Part of Speech: Noun
Meaning: 1. A flounce, a ruffle on a garment, curtain, tablecloth, or the like. 2. Anything unnecessary but showy.
Notes: A strip of fur on the hem of an overcoat would be pretty fur below but not a furbelow, which is a ruffle, a flounce. Still, while you may flounce into a room, your dress bouncing up and down, you cannot furbelow into a room. To furbelow a room, you would have to decorate it with ruffles. Please, try to keep all these Good Words straight.
In Play:
Furbelows are generally associated with women's dress: "Murine wore a polka dot jumper with flowery furbelows on the shoulder straps." But you may occasionally see them in unexpected places, "When McDowell turned up at the fete with a furbelow on his kilt and a flounce in his walk, the womenfolk shied away from him." Of course, furbelows need not be ruffles: "Rod loves to load his car with furbelows like oversized tires, mud flaps, and running board lights."
Word History: Today's Good Word is one that has seen the world.
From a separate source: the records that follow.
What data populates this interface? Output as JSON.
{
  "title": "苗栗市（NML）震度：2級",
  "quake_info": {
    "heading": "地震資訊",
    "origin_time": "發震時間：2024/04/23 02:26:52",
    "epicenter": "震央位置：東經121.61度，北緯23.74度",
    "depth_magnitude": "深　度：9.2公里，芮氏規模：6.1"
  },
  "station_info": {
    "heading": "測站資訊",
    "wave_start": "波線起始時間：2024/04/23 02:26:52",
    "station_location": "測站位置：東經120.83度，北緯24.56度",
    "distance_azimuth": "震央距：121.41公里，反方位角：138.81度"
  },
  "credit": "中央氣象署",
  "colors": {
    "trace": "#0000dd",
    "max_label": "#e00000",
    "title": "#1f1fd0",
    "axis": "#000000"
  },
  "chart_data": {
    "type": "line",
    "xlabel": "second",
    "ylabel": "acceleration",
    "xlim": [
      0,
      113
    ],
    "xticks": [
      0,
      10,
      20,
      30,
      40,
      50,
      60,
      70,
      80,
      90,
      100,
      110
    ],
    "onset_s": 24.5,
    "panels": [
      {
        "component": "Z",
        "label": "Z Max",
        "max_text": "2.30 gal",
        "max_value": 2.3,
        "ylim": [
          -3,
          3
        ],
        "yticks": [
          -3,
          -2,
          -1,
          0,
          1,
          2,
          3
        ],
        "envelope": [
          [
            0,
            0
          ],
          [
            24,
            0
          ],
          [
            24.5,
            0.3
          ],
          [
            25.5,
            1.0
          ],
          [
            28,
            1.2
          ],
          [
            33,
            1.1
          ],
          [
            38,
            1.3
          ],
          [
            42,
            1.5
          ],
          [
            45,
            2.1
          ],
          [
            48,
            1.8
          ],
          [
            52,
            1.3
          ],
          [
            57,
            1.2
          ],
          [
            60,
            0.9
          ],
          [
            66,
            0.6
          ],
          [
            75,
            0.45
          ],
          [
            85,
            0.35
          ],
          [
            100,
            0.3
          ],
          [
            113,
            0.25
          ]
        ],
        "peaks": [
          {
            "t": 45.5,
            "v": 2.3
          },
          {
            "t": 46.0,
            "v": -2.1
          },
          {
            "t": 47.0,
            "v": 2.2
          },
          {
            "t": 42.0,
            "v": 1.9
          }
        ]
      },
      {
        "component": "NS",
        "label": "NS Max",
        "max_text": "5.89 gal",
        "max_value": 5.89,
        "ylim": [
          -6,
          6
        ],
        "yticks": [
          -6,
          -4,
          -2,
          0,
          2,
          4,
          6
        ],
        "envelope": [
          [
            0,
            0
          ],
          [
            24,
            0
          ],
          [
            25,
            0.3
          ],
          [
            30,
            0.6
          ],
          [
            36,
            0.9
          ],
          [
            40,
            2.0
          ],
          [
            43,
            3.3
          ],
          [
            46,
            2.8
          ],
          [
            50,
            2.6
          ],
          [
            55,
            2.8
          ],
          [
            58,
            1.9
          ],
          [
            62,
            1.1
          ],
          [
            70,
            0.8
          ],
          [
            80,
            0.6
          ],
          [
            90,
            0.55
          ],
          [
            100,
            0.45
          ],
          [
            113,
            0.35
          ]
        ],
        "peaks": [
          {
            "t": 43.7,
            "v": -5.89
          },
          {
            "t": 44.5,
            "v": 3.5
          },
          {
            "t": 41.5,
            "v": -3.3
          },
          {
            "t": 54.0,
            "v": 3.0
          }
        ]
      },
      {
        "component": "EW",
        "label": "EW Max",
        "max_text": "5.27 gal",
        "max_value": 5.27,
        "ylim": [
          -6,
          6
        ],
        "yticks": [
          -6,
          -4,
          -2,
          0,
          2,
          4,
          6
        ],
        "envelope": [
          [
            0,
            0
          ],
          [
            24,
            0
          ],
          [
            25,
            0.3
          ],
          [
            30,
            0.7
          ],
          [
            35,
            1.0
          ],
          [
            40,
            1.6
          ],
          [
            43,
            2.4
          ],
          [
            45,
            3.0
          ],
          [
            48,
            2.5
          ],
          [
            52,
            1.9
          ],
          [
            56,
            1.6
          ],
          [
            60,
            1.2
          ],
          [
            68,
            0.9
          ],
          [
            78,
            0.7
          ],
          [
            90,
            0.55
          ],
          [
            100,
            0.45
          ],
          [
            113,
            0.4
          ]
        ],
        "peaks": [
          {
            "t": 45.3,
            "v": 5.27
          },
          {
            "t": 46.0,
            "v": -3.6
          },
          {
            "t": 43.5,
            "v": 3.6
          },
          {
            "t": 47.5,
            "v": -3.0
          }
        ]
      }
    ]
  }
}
It would seem to have descended from Provençal farbello "fringe", a corruption of Italian faldella, the diminutive of falda "flap, leaf, sheet". Now, falda was borrowed from a Germanic word that also gave us Old English faldan "to fold", modern day fold. The old word also went into the compound *faldistolaz "folding stool", absorbed by Medieval Latin as faldistolium "folding chair". Faldistolium went on to become Old French faldestoel and, ultimately, Modern French fauteuil "armchair".